Stereoscopic Image Generation

Sakharin Buachan, Shigeki Sugimoto, Masatoshi Okutomi

Introduction

Problem Statement

Stereoscopic panoramas[1] can give 3D illusion only for horizontal view direction but not for vertical view direction.

Bad tilted stereo image
Fig 1. Disparities in tilt stereo image from stereo panorama are not correct. We can hardly feel the depth from it.
Good tilted stereo image
Fig 2. Expected result: Disparities remain correct for any view directions.

Why does the general method fail?

The capture image of Peleg-based methods are light rays which are othogonal to a viewing circles. Light rays from a left and right points on the viewing circle appears as parallel slits on the left and right camera. This results in horizontal disparities which create depth perception from stereo image. See Fig 3.

If one try to create stereo image with vertical view direction, the slits are no longer parallel to neighbor slits (see Fig 4). This makes non-horizontal disparities. Obesers may perceive 3D illusion with dificulty or may not perceive it at all.

Parallel slits
Fig 3. Horizontal view direction results in parallel slits.
Non-parallel slits
Fig 4. Vertial view direction results in non-parallel slits.

Goal

Capture real image data and generate stereo images for any arbitrary pan-tilt view direction.

Methodology

Image Capturing

From the analysis, the data needed are the light rays which pass through points on the viewing circle as in Fig 5. These rays can be captured using an omnidirectional camera with a rotation rig. Fig 6 show the tools we used to manually capture the data.

Required light rays
Fig 5. Light rays needed for generate stereo images for arbitrary pan-tilt view direction
Manually image capturing tool
Fig 6. Tool for manually capture image data.

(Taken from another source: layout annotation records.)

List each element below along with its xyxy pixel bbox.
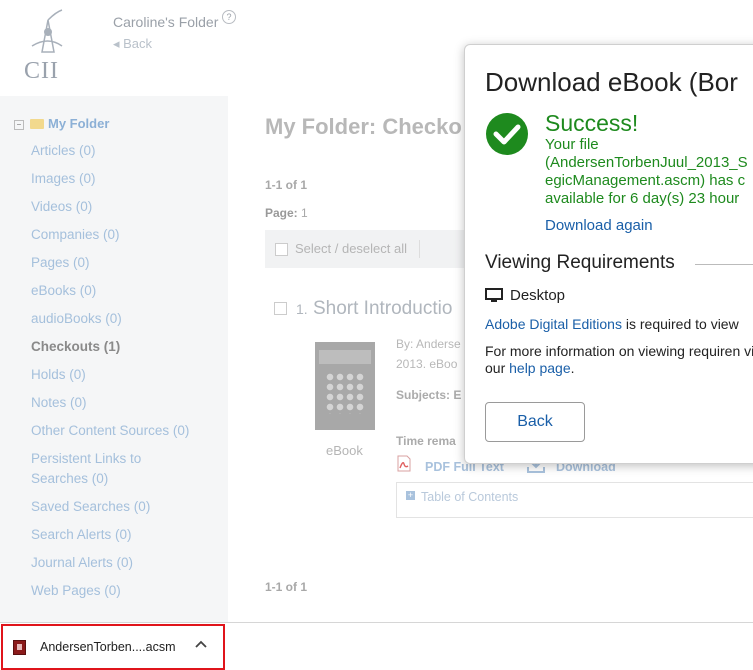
cii-logo: CII (22, 6, 72, 84)
success-message: Your file (AndersenTorbenJuul_2013_S egi… (545, 136, 748, 207)
item-publication: 2013. eBoo (396, 357, 458, 371)
success-check-icon (486, 113, 528, 155)
sidebar-item[interactable]: Other Content Sources (0) (31, 423, 189, 438)
pdf-icon (397, 455, 411, 472)
help-info-end: . (570, 360, 575, 376)
folder-title: Caroline's Folder (113, 14, 219, 30)
ade-requirement-text: is required to view (621, 316, 739, 332)
item-checkbox[interactable] (274, 302, 287, 315)
back-button[interactable]: Back (485, 402, 585, 442)
dialog-title: Download eBook (Bor (485, 67, 738, 97)
results-range-top: 1-1 of 1 (265, 178, 308, 192)
back-link[interactable]: ◂ Back (113, 36, 152, 52)
viewing-requirements-heading: Viewing Requirements (485, 252, 675, 273)
acsm-file-icon (13, 640, 26, 655)
sidebar-item[interactable]: Pages (0) (31, 255, 90, 270)
page-indicator: Page: 1 (265, 206, 308, 220)
page-value: 1 (301, 206, 308, 220)
sidebar-item[interactable]: Images (0) (31, 171, 96, 186)
cover-band (319, 350, 371, 364)
help-icon[interactable]: ? (222, 10, 236, 24)
heading-rule (695, 264, 753, 265)
sidebar-item[interactable]: Companies (0) (31, 227, 120, 242)
cover-pattern (325, 372, 365, 414)
collapse-icon[interactable]: – (14, 120, 24, 130)
book-cover-image[interactable] (315, 342, 375, 430)
help-page-link[interactable]: help page (509, 360, 571, 376)
downloaded-file-item[interactable]: AndersenTorben....acsm (1, 624, 225, 670)
item-title-link[interactable]: 1. Short Introductio (296, 298, 452, 320)
download-ebook-dialog: Download eBook (Bor Success! Your file (… (464, 44, 753, 464)
toolbar-divider (419, 240, 420, 258)
download-again-link[interactable]: Download again (545, 217, 653, 234)
logo-emblem-icon (31, 9, 63, 53)
browser-download-bar: AndersenTorben....acsm (0, 622, 753, 670)
sidebar-item[interactable]: Saved Searches (0) (31, 499, 150, 514)
sidebar-item[interactable]: Search Alerts (0) (31, 527, 132, 542)
chevron-up-icon[interactable] (193, 636, 209, 652)
downloaded-file-name: AndersenTorben....acsm (40, 640, 176, 654)
adobe-digital-editions-link[interactable]: Adobe Digital Editions (485, 316, 622, 332)
sidebar-item[interactable]: eBooks (0) (31, 283, 96, 298)
sidebar-item[interactable]: Web Pages (0) (31, 583, 121, 598)
sidebar-item[interactable]: Checkouts (1) (31, 339, 120, 354)
sidebar-item[interactable]: Searches (0) (31, 471, 108, 486)
page-label: Page: (265, 206, 298, 220)
desktop-label: Desktop (510, 287, 566, 304)
folder-icon (30, 119, 44, 129)
item-author: By: Anderse (396, 337, 461, 351)
item-title: Short Introductio (312, 298, 453, 319)
item-subjects: Subjects: E (396, 388, 462, 402)
sidebar-root-my-folder[interactable]: – My Folder (14, 116, 109, 131)
toc-label: Table of Contents (421, 490, 519, 504)
select-toolbar: Select / deselect all (265, 230, 465, 268)
help-info: For more information on viewing requiren… (485, 343, 753, 377)
sidebar-root-label: My Folder (48, 116, 110, 131)
page-title: My Folder: Checko (265, 114, 462, 139)
sidebar-item[interactable]: Videos (0) (31, 199, 92, 214)
logo-text: CII (24, 58, 59, 84)
select-all-label[interactable]: Select / deselect all (295, 241, 407, 256)
sidebar-item[interactable]: Holds (0) (31, 367, 86, 382)
sidebar-item[interactable]: Notes (0) (31, 395, 87, 410)
ade-requirement: Adobe Digital Editions is required to vi… (485, 316, 739, 332)
sidebar-item[interactable]: audioBooks (0) (31, 311, 122, 326)
table-of-contents-toggle[interactable]: + Table of Contents (396, 482, 753, 518)
item-time-remaining: Time rema (396, 434, 456, 448)
back-link-label: Back (123, 36, 153, 51)
select-all-checkbox[interactable] (275, 243, 288, 256)
item-type: eBook (326, 443, 363, 458)
item-number: 1. (296, 301, 308, 317)
success-heading: Success! (545, 110, 639, 136)
sidebar-item[interactable]: Articles (0) (31, 143, 96, 158)
sidebar-item[interactable]: Journal Alerts (0) (31, 555, 133, 570)
sidebar-item[interactable]: Persistent Links to (31, 451, 141, 466)
results-range-bottom: 1-1 of 1 (265, 580, 308, 594)
expand-plus-icon: + (406, 490, 415, 500)
desktop-monitor-icon (485, 288, 503, 302)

We also capture data using a computer controlled rotation rig. Note that using tool in Fig 6 need extra calibration since the accurate camera poses are vitual for the image generation step. The rotation rig in Fig 7 (ADVAS-PT1) gives more accurate camera pose since its pan and tilt angle can be controlled by a computer. Moreover, the omnidirectional camera (Theta S) can be remotely controlled via wireless network. We create a software to automatically capture the image data fore without human intervention as shown in Fig 8.

Automatic image capturing tool
Fig 7. Tool for manually capture image data.
Automatic image capturing software
Fig 8. Tool for manually capture image data.

Image Generation

When all required image data is capture, generating stereo image for any arbitrary view direction is simply choosing the nearest light ray for each pixel in the stereo image from the capture data. For more details, please refer to out publications.

Experimental Results

Captured Scene

Currently we have 23 scenes both indoor and out door. Note that most of scene are captured manually but the data is good enough for the project.

Scene1
1: Mono Lab
Scene21
21: Zoujouji

Stereo Image Generation

Conclusion

We proposed a novel method to capture real images and generate stereoscopic image for any arbitrary viwe direction. Our method can generate stereo image for any arbitrary view direction.

Publications

Sakharin Buachan, Shigeki Sugimoto and Masatoshi Okutomi, “Pan-Tilt Stereoscopic Image Generation from Omnidirectional Image Data Collection,” 第18回画像の認識・理解シンポジウム(MIRU2015), 2015, pp.SS1-21-1-2

BUACHAN Sakharin, 杉本茂樹, 奥富正敏, “ユーザインタラクティブな360×180 度の実環境立体視画像生成システム,” 第22回画像センシングシンポジウム(SSII2016, 2016, pp.SO1-DS2-02-1-1.

Sakharin Buachan, Shigeki Sugimoto and Masatoshi Okutomi, “Interactive Stereoscopic Image Generation from Image Data Collection for Experiencing 360×180 Degree Real Environments,” IIEEJ Transactions on Image Electronics and Visual Computing, Vol.4, No.2, 2016, pp.156-1606.

References

[1] S. Peleg, Y. Pritch, and M. Ben-Ezra, “Cameras for stereo panoramic imaging,” in Computer Vision and Pattern Recognition, 2000. Proceedings. IEEE Conference on, vol. 1, 2000, pp. 208–214.